The TVA Office Complex is seen Tuesday, Sept. 23, 2014, in downtown Chattanooga, Tenn.
The TVA Office Complex is seen Tuesday, Sept. 23, 2014, in downtown Chattanooga, Tenn.

The Tennessee Valley Authority is expecting up to 4 inches of rain in parts of Northern Georgia and potentially other parts of the Tennessee Valley as the remnants of Hurricane Irma move north and bring rain throughout the Southeast.

But TVA spokesman Travis Brickey said today that TVA doesn't anticipate any river or mainstream flooding concerns this week.

There may be some localized flooding from heavy rains tonight, Tuesday, Wednesday and Thursday as Hurricane Irma is downgraded to a tropical storm as it moves north through Georgia and Alabama.

But TVA river management crews have been preparing for the storms for most of the past week, Brickey said.

"We started last week even when the hurricane was way out in the Atlantic positioning the mainstream reservoirs to create a little bit more storage capability," Brickey said. "We should be in a good shape."

Brickey said the latest forecasts indicate some places in the Valley could get up to 4 inches of rain, perhaps in the Blue Ridge and Chatuge reservoirs in North Georgia and western North Carolina.

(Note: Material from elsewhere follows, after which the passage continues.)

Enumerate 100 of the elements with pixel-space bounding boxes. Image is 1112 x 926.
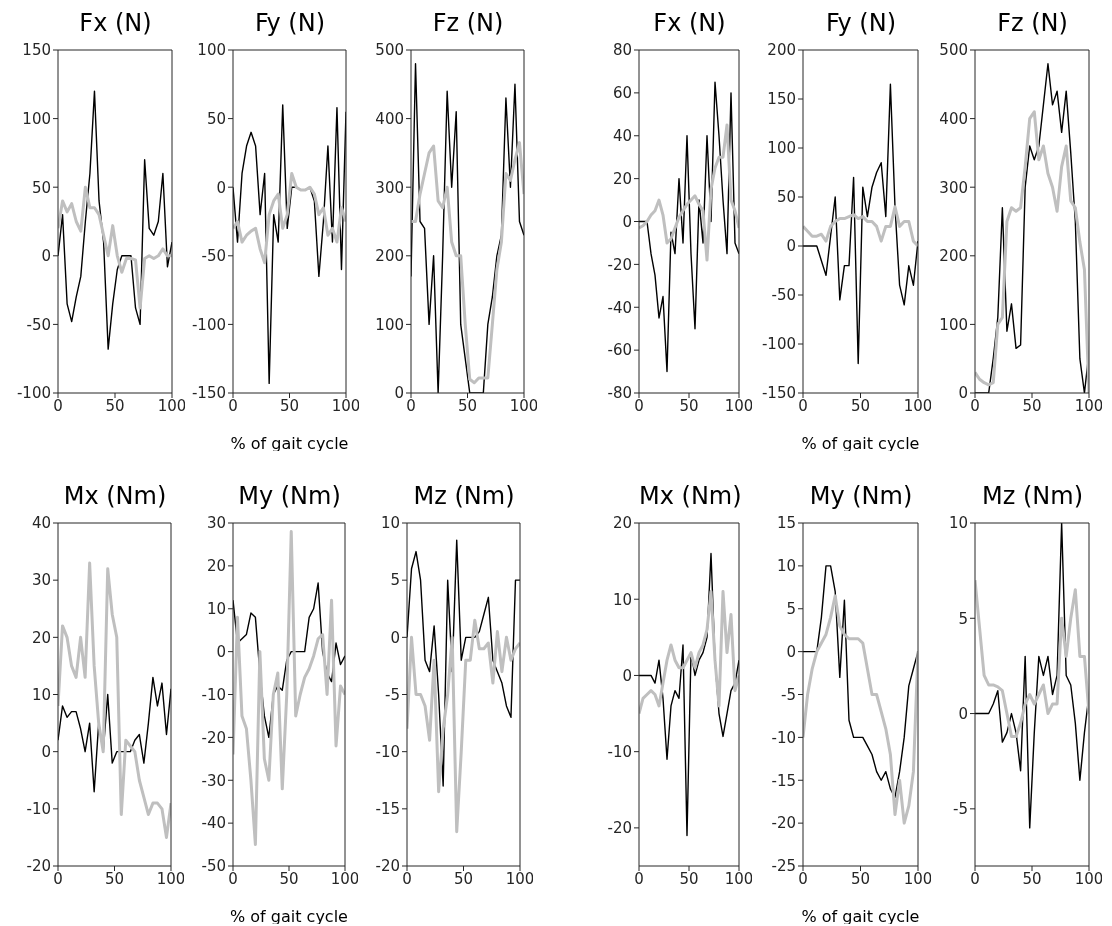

"We've curtailed out releases so we the river downstream can handle more inflows," Brickey said. "A lot of tributaries are down to the flood guides for this time of year already."

TVA was spilling water through its Guntersville and Pickwick reservoirs over the weeekend "just to get ahead of some of the rains we expect, but we think we're in pretty good shape," Brickey said.